The earliest photograph of a human figure on paper is “The Footman” by William Henry Fox Talbot, from 1840. Footmen came in several varieties; an early breed that quickly went extinct was the running footman, who would advance as a herald before his master’s carriage and also deliver urgent dispatches. In What the Butler Saw, E.S. Turner gives some amazing examples:
- As the table was being laid for dinner in his castle at Thirlstane, the Duke of Lauderdale was informed that there was a shortage of plate, so he sent a running footman over the Lammermuir Hills to his other castle at Lethington, near Haddington, 15 miles away. The man returned with the additional plate in time for dinner.
- In his Recollections of 1826, the writer John O’Keeffe remembers a running footman he saw in his youth in Ireland: “He looked so agile, and seemed all air like a Mercury; he never minded roads but took the short cut and, by the help of his pole, absolutely seemed to fly over hedge, ditch and small river. His use was to carry a message, letter or dispatch; or on a journey to run before and prepare the inn, or baiting-place, for his family or master who came the regular road in coach-and-two, or coach-and-four or coach-and-six; his qualifications were fidelity, strength and agility.”
- One evening the Earl of Home sent a running footman from his Berwickshire castle to Edinburgh on important business. On going downstairs the following morning he found the man asleep in the hall. He was about to chastise him when the man told him he’d already been there and back, a distance of 35 miles each way. (If we allow 12 hours for this that’s 6 mph, allowing for a few breaks to eat and rest. That seems accurate — Turner says that a footman running before his master’s coach “was prepared to cover sixty miles and more in a day, at an average of six to seven miles an hour.”)
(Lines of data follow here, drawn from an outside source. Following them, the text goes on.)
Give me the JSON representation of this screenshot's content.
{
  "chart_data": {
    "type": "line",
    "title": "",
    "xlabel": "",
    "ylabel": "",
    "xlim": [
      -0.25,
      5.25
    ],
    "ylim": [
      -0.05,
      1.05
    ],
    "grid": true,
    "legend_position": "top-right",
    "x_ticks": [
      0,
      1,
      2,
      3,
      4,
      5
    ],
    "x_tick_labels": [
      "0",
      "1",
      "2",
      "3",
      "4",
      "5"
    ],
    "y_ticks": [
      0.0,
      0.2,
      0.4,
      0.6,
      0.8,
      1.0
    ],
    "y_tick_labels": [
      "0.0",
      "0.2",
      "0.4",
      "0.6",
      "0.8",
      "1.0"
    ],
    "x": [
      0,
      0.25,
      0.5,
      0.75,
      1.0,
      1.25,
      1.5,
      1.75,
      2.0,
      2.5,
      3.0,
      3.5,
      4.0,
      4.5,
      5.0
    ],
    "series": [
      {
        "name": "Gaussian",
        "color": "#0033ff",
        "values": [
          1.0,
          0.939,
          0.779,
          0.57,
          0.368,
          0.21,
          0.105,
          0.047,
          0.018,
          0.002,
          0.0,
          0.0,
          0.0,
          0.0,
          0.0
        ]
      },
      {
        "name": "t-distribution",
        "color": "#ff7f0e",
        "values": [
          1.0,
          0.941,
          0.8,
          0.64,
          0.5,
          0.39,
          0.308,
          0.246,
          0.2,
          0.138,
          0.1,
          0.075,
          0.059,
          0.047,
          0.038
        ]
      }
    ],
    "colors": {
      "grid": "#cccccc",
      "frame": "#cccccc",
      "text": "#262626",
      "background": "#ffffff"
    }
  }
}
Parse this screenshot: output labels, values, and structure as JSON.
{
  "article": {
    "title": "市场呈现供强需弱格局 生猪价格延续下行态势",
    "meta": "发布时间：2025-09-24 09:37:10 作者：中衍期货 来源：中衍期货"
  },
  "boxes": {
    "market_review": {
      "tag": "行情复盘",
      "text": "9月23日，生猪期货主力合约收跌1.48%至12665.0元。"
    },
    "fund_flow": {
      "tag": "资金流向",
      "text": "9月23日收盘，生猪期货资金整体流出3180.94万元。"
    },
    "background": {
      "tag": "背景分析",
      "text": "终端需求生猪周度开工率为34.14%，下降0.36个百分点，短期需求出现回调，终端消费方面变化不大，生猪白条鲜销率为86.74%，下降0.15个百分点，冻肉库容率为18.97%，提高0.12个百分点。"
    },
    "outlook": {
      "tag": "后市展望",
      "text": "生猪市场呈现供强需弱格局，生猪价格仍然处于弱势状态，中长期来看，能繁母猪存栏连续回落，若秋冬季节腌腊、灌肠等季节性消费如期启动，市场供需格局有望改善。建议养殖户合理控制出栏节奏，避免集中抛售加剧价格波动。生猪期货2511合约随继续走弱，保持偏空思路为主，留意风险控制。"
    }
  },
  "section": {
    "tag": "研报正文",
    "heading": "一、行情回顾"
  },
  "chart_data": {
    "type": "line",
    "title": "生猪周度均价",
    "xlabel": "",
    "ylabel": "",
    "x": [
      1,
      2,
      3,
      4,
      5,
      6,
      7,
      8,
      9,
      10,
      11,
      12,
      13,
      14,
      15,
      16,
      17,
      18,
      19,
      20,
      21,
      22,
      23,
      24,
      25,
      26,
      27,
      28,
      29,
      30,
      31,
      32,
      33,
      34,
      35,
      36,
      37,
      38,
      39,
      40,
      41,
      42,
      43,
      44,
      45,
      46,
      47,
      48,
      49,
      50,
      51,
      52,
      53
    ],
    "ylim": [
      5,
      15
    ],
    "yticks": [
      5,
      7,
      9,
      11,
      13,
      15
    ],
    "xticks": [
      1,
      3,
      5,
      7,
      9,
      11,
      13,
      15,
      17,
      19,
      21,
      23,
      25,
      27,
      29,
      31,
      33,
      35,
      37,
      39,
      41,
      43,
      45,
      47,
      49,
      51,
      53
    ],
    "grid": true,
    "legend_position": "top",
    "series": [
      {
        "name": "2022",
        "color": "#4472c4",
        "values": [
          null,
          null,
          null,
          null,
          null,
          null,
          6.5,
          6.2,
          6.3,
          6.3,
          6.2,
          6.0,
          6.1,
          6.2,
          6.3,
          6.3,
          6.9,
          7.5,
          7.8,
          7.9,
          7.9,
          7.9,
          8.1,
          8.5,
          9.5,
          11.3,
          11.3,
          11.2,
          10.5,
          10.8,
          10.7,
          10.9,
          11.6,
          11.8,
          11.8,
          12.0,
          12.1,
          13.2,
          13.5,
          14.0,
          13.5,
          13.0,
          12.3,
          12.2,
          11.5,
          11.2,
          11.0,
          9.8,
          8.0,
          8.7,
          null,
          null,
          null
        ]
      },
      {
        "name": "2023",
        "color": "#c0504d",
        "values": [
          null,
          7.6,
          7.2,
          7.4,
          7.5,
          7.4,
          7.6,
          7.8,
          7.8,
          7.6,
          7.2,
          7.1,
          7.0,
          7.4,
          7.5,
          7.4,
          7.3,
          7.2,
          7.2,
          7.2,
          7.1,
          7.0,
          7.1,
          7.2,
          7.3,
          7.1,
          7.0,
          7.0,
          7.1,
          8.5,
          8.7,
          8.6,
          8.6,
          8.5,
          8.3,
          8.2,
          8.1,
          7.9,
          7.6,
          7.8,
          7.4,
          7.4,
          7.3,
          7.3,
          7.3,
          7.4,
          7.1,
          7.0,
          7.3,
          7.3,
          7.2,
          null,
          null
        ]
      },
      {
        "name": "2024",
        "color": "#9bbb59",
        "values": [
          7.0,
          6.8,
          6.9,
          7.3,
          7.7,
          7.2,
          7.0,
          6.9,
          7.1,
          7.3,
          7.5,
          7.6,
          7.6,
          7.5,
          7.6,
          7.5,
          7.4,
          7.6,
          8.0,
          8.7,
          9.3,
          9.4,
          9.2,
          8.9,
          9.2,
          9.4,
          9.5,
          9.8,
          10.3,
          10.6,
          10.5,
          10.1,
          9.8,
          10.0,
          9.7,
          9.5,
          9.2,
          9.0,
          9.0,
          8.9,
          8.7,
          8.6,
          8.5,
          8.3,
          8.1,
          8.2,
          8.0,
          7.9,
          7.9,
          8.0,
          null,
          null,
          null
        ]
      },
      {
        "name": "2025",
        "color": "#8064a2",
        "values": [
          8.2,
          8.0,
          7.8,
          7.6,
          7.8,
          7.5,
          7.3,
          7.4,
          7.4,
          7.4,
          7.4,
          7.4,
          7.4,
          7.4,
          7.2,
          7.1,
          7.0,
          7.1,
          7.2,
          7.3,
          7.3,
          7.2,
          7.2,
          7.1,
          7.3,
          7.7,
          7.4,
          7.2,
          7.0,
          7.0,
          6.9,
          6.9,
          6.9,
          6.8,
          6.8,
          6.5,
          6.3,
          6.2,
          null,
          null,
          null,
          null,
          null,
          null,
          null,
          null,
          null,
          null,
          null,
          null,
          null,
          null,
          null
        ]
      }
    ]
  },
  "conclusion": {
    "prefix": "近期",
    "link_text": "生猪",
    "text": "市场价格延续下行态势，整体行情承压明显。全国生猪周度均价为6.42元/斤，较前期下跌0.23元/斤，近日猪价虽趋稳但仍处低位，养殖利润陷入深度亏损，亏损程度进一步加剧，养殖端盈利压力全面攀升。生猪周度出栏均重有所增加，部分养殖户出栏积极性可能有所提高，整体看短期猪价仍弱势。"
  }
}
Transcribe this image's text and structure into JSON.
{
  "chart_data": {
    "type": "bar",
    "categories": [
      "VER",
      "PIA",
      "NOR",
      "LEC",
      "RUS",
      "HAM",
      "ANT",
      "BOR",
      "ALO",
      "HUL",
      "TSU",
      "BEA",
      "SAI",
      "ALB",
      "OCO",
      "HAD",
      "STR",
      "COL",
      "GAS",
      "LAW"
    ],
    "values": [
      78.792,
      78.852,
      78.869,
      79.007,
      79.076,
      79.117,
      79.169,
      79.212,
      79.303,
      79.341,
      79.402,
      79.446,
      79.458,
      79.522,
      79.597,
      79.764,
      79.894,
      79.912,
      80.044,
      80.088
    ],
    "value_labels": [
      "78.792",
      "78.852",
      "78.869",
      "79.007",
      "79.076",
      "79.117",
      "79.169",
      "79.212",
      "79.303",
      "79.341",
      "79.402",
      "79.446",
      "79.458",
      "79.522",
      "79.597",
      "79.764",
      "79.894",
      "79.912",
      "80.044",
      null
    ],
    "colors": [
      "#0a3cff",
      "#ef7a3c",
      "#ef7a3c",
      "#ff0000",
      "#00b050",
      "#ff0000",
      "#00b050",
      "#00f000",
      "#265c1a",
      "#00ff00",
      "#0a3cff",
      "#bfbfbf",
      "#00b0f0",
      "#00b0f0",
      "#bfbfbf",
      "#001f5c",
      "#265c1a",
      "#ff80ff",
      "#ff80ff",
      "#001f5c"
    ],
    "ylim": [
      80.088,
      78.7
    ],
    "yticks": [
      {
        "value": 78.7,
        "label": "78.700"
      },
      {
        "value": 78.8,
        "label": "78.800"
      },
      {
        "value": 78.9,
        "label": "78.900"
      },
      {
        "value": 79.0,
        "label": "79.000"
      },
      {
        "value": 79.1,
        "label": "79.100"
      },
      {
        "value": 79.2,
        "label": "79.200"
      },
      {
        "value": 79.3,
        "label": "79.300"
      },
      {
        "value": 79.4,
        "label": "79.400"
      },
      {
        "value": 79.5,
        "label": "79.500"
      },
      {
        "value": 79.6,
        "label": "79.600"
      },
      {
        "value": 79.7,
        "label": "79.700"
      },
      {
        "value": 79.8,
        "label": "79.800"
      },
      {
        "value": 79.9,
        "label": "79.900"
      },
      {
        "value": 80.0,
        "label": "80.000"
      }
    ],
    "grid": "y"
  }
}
“In London the fourth Duke of Queensberry (‘Old Q’) continued to employ running footmen until his death in 1810. He would try out applicants in Piccadilly, lending them his livery for the occasion, and then stand watch in hand on his balcony to time their performance. There is a story that he said to one candidate: ‘You will do very well for me.’ The reply was, ‘And your livery will do very well for me,’ with which the runner bolted.”